William Gascoigne became a student of the Law at Gray's Inn, and was early enrolled a member of that learned Society. His career was both brilliant and rapid. Towards the end of the reign of King Richard II. he was already so eminent in his profession that, in 1398, he was made one of the King's Serjeants.

There are records of many transactions at this period, all of which give proof, not only of Gascoigne's great abilities as a lawyer, but also testify to the esteem in which he was held on account of the fidelity and uprightness of his advice, and the invariable justice of his decisions. His great merits caused him to be appointed one of the Commissioners for Henry of Lancaster, Duke of Hereford, when this Prince was about to go into banishment.

Gascoigne had to watch over the interests and receive all moneys that might come to the Duke during his absence from England. A most onerous appointment, involving not only considerable difficulty but also no inconsiderable danger, for in those turbulent days the law of might frequently warred most successfully against the law of right.
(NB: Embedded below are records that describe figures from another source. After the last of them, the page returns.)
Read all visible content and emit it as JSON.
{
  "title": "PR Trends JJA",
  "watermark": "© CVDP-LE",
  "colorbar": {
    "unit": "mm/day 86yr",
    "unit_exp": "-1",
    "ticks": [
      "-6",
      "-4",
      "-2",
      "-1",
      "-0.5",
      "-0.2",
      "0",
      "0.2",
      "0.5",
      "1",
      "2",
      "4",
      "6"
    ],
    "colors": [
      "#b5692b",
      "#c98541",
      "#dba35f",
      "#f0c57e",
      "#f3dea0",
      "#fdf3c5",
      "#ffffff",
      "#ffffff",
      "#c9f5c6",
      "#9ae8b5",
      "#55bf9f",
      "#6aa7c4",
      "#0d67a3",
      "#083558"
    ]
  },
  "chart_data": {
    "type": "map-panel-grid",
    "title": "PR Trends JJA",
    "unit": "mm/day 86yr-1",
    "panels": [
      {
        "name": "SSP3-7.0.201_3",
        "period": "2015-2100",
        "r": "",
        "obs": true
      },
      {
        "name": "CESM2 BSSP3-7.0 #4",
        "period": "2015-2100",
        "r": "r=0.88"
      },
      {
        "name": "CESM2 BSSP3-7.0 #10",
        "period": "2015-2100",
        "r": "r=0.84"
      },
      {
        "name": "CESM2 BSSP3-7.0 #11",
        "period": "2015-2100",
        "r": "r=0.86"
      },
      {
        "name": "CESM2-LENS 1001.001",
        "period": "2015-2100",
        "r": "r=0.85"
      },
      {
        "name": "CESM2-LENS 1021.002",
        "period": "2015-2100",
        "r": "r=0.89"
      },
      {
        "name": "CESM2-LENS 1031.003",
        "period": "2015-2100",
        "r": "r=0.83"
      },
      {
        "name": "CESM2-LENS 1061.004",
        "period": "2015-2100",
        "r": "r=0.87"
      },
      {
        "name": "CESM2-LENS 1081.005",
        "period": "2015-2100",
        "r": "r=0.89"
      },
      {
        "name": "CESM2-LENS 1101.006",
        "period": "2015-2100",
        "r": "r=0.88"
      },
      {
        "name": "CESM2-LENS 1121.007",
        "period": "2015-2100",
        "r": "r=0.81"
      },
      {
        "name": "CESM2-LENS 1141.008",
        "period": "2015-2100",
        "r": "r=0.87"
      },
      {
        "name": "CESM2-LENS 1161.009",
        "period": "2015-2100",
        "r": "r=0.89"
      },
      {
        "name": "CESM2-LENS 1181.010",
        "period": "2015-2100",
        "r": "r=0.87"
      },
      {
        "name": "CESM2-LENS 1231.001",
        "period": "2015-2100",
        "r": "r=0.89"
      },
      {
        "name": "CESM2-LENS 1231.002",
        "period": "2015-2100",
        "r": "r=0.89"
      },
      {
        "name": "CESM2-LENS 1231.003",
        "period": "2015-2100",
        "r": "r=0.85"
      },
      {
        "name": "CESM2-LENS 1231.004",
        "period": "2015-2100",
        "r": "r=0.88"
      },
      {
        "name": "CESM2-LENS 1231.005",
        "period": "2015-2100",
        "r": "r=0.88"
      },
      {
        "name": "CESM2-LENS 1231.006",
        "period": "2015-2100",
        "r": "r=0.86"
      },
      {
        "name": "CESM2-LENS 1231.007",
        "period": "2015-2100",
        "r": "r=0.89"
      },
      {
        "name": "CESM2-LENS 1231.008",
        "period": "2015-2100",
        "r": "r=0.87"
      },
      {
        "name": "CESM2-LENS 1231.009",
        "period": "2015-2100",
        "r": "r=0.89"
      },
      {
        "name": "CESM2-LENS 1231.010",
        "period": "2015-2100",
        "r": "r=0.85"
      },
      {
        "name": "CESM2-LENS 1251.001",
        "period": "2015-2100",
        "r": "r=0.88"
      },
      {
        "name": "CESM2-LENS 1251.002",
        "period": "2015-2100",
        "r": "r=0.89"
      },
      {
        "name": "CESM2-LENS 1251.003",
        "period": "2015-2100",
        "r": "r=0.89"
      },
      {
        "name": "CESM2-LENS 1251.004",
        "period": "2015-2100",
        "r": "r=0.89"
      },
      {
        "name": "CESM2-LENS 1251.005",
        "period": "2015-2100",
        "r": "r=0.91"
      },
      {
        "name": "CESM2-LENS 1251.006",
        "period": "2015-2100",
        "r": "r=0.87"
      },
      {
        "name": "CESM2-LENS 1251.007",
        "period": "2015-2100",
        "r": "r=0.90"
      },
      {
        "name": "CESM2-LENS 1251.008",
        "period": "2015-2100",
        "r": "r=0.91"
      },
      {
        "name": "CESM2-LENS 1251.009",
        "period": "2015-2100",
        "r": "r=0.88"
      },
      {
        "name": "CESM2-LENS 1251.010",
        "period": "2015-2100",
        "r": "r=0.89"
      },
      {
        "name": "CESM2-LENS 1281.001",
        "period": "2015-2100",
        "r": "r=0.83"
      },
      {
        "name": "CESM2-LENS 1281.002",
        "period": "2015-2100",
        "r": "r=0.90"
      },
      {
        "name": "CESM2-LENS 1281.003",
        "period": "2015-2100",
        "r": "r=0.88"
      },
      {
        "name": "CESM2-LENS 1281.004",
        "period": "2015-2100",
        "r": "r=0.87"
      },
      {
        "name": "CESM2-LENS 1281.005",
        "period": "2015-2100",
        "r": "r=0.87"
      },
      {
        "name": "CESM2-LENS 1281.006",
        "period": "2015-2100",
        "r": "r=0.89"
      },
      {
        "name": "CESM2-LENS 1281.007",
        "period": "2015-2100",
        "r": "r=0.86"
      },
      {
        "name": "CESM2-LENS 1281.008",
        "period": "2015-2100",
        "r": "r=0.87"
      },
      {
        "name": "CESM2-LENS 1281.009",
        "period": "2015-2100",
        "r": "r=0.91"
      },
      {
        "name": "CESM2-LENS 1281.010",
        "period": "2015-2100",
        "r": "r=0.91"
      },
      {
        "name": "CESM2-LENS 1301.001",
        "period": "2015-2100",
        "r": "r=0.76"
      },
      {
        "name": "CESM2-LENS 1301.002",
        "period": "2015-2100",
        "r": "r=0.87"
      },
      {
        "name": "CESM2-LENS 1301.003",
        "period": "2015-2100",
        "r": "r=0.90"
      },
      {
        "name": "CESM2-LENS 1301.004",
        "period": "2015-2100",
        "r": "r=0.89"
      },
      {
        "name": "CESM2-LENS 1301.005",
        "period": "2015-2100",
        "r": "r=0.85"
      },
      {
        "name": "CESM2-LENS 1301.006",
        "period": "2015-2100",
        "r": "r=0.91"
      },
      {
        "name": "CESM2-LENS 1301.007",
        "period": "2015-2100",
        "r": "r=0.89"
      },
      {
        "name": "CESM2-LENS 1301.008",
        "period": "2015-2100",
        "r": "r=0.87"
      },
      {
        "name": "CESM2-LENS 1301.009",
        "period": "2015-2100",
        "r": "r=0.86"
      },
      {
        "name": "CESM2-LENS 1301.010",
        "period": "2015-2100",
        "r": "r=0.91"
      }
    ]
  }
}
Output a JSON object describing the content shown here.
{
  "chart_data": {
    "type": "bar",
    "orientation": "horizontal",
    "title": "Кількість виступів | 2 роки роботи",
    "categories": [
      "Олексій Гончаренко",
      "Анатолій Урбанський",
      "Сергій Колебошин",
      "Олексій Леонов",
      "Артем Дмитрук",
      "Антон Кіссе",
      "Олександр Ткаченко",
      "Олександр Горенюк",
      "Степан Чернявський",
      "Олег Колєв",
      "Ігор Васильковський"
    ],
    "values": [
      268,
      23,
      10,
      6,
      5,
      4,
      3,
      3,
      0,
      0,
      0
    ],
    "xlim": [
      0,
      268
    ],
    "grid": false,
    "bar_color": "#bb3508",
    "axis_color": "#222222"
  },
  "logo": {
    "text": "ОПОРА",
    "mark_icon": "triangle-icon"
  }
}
So early as the second year of the reign of King Henry IV., Gascoigne was made Chief Justice of the King's Bench, and we find that in 1403 Judge Gascoigne and Ralph Nevill, Earl of Westmoreland, were commissioned by the King to levy and assemble forces in the counties of York and Northumberland in order to quell the insurrection of Henry Percy, Earl of Northumberland.